Sun Ra's head may have been in the clouds, but his business practices were earthbound, savvy, and prescient. El Saturn Records, founded in 1957, which he ran with his manager, Abraham, was "one of the very first artist-run labels," says Corbett, adding the examples of Harry Partch's Gate 5 and Max Roach and Charles Mingus' Debut.

The do-it-yourself ethic came to play a huge role in punk and other indie genres. At a time of widespread economic change and dislocation, DIY is now a given in nearly every branch of the arts. Sun Ra's obsession with the future wasn't so wayward after all.

El Saturn's strategy, which entailed making and selling records in very small quantities, also prefigured today's print-on-demand model of self-publishing. But there was a political element as well.

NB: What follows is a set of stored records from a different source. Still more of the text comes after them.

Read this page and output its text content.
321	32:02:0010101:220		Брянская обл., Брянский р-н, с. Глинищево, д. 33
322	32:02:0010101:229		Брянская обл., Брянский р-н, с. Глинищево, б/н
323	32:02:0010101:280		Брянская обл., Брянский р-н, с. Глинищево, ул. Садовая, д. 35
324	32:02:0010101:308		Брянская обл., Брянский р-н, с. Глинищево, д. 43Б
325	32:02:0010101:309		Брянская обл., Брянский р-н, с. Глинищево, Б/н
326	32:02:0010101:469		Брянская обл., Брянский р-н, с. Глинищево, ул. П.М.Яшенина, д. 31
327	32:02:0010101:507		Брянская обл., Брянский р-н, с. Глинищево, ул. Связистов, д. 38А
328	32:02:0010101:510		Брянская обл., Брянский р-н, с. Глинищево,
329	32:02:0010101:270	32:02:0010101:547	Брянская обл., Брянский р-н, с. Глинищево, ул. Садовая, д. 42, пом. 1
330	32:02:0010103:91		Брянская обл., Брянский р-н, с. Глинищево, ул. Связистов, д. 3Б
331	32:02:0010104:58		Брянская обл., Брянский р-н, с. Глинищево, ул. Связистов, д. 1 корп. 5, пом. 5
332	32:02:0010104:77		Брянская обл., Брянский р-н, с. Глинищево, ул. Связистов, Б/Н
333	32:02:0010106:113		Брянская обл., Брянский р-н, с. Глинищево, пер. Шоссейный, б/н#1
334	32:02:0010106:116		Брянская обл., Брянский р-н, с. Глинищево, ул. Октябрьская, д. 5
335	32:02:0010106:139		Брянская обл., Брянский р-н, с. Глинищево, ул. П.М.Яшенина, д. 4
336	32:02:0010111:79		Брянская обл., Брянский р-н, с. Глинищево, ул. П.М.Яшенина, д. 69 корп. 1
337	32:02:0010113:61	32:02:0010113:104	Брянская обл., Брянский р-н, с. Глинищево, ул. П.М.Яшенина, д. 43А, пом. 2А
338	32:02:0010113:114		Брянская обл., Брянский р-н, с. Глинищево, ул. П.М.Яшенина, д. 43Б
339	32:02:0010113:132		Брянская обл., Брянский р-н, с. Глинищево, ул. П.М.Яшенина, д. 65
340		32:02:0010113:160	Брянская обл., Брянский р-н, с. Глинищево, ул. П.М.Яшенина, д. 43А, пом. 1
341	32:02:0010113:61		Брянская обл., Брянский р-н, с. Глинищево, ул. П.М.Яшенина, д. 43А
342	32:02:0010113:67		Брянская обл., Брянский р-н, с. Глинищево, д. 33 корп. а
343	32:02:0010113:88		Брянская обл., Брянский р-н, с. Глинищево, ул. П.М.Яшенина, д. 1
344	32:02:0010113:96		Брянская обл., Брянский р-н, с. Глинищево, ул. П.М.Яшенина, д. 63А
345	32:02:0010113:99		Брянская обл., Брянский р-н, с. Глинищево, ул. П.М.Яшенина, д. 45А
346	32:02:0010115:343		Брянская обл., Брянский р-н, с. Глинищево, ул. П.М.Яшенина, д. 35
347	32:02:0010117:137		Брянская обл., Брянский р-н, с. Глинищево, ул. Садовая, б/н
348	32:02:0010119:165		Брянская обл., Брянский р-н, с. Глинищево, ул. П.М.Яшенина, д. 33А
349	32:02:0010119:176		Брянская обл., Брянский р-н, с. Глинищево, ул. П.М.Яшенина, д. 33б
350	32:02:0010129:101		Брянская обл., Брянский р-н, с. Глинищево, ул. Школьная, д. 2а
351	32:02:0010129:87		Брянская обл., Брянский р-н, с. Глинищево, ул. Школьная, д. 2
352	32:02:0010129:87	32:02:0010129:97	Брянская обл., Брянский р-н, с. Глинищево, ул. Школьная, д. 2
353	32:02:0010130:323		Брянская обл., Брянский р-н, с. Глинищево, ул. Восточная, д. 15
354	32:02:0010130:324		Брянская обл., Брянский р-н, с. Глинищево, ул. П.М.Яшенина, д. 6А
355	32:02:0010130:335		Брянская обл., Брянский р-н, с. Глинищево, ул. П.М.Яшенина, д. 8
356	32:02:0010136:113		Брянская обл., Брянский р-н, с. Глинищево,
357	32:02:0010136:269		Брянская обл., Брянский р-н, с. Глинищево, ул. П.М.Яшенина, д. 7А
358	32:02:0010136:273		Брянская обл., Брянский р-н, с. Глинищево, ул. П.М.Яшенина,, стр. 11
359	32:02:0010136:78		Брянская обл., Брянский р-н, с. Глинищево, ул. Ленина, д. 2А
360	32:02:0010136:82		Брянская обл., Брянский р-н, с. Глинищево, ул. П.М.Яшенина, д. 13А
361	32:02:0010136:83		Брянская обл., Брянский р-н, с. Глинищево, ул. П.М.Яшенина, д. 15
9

"The idea was rooted in a local grassroots, Afrocentric community of black businesses and designers," says Corbett. Ra and Abraham "pulled people into the fold to make fliers and design things for them, coming up with this look that incorporated space, the Bible, apocalypse."

The results, including original hand-drawn cover art for Other Planes of There and We Travel the Spaceways, line the walls of the ICA exhibit.

In addition to a July 8 lecture by Szwed on Sun Ra, the ICA has other events planned, including a double-feature screening of the films The Brother From Another Planet and A Joyful Noise on July 15; a performance by groundbreaking Philly DJ and Sun Ra devotee King Britt on July 22; and a July 1 concert by the Sun Ra Arkestra under the direction of alto saxophonist Marshall Allen, a core Arkestra member from the beginning. Ars Nova Workshop also will present the Arkestra at Johnny Brenda's on May 24, ringing in Allen's 85th birthday at midnight.

Sun Ra's musical influence still looms large in Philly. Allen and roughly a half-dozen Arkestra members live on Morton Street in Germantown, in the residence known informally as the Sun Ra house, which is used as a rehearsal space and continuing focal point for the band.

Corbett, who bought and salvaged the Chicago "Pathways" materials after Alton Abraham's death in 1999, recognizes the poignancy of bringing the show here.

"There's no place more logical for it to be than Philadelphia," he said. "This is the place where Sun Ra finally felt comfortable enough to stay."

Greg Drusdow, the Arkestra's publicist and a font of Sun Ra lore, offers more on the thinking behind Ra's move to Philly, which the pianist once referred to as "death's headquarters":

"He realized that if the Arkestra was going to make the impact it needed to make on Earth, it had to go to the most dangerous and problem-ridden place on the planet, the place that needed the awakening only the Arkestra could bring."

If You Go

"Pathways to Unknown Worlds: Sun Ra, El Saturn & Chicago's Afro-Futurist Underground 1954-1968" continues through Aug. 2 at the Institute of Contemporary Art, 118 S. 36th St.

Hours: Wednesdays through Fridays, noon to 8 p.m.; Saturdays and Sundays, 11 a.m. to 5 p.m.

Admission: Free.

Information: 215-898-7108 or www.icaphila.org.